Les contrats Creative Commons

30  novembre 2003 | par Rédaction Transversales

L’Interview de Mélanie Dulong-De Rosnay et Jean-Baptiste Souffron - Cersa.

Si vous deviez résumer en quelques mots la philosophie des contrats Creative Commons par rapport au droit d’auteur américain, au droit d’auteur français et aux licences libres telle que la GPL ?

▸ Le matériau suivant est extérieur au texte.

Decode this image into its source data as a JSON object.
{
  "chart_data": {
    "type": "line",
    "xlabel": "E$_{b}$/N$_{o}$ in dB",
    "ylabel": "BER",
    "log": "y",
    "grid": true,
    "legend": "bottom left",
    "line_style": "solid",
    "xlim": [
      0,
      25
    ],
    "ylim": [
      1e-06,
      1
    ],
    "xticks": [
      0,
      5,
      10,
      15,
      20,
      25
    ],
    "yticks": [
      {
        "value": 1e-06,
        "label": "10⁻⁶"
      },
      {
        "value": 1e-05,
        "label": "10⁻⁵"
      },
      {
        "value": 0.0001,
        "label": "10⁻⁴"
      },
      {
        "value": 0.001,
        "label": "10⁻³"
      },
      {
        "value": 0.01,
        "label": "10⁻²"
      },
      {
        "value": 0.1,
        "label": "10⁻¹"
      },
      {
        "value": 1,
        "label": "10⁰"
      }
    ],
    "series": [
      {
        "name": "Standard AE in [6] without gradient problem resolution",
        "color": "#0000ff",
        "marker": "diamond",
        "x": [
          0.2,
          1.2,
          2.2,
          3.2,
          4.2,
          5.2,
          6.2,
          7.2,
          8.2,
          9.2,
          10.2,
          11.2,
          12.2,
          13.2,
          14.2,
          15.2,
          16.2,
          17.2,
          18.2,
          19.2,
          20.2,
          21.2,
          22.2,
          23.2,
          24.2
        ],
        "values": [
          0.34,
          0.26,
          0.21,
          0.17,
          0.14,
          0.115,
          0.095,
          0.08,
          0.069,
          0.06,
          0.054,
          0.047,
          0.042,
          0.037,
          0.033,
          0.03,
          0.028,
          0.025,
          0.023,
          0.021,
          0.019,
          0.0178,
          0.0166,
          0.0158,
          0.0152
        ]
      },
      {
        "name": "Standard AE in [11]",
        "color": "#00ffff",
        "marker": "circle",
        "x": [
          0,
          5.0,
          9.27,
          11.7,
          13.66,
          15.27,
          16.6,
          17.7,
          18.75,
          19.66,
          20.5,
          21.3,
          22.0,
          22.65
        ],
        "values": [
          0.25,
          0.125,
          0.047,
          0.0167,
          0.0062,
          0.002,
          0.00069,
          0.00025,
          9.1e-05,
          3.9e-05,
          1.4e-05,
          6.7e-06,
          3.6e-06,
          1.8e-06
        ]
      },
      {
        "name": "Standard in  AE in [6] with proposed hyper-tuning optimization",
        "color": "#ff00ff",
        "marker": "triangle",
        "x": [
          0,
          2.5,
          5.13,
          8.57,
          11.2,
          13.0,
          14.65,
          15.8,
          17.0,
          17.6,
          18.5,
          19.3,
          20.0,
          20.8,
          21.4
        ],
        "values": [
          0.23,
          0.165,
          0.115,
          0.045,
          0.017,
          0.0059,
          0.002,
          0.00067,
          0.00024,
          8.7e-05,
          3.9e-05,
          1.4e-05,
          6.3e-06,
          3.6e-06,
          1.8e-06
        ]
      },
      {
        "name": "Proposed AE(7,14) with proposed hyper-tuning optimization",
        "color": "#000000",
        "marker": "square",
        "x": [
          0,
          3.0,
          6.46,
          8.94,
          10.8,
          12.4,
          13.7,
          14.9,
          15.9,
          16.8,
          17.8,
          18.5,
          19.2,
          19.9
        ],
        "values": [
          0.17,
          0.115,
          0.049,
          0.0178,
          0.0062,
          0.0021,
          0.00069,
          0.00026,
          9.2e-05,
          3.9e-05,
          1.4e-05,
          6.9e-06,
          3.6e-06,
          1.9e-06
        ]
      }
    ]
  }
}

Philosophiquement, Creative Commons n’est pas une initiative opposée au droit d’auteur, mais cherche à promouvoir le développement de la culture en offrant les outils juridiques et techniques nécessaires pour que les auteurs puissent remettre leurs oeuvres entre les mains du public. Bien sûr, les contrats Creative Commons ont été rédigés par rapport au droit de copyright américain, mais la transposition dans un système de droit d’auteur n’est pas une étape insurmontable et ce travail se justifie amplement pour des raisons d’accessibilité linguistique et de sécurité juridique. C’est évidemment pour assurer le sérieux de ce travail délicat que Creative Commons a souhaité travailler avec une institution universitaire reconnue, le groupe de recherche Informatique, Droit et Linguistique créé par Danièle Bourcier et aujourd’hui relié au CERSA-CNRS à l’Université Paris II. En ce qui concerne les autres licences libres, les contrats Creative Commons sont bien sûr inspirés de ce que d’autres ont déjà pu réaliser pour promouvoir le partage et la diffusion de la création, le premier d’entre eux étant Richard Stallman, le fondateur de la Free Software Foundation et le créateur de la General Public Licence. Toutefois, Ils visent plus les œuvres musicales, littéraires, photographiques, etc que les développements logiciels. Les contrats Creative Commons se révèlent finalement comme des outils complémentaires aux autres formes de licence libre et apportent une souplesse, une simplicité et une rapidité d’utilisation qui faisait jusqu’alors défaut en réservant ces possibilités à de petits groupes de spécialistes. On peut noter qu’il n’existe pas un seul contrat Creative Commons, les textes sont modulables ; différentes options peuvent être combinées et toutes n’intègrent pas la mention Share-Alike, partage à l’identique, inspirée par la GPL. Enfin, les contrats Creative Commons ne sont pas seulement destinés à permettre aux auteurs de diffuser leurs œuvres, ils visent d’abord à faciliter l’accès du public à la culture et à la connaissance et à étendre ses possibilités d’interaction avec les œuvres. D’une certaine façon, ces contrats ne sont encore que la première pierre de Creative Commons. D’ores et déjà, des contrats plus adaptés à certains besoins spécifiques comme le sampling sont en préparation et en voie de transposition dans les différents systèmes juridiques internationaux.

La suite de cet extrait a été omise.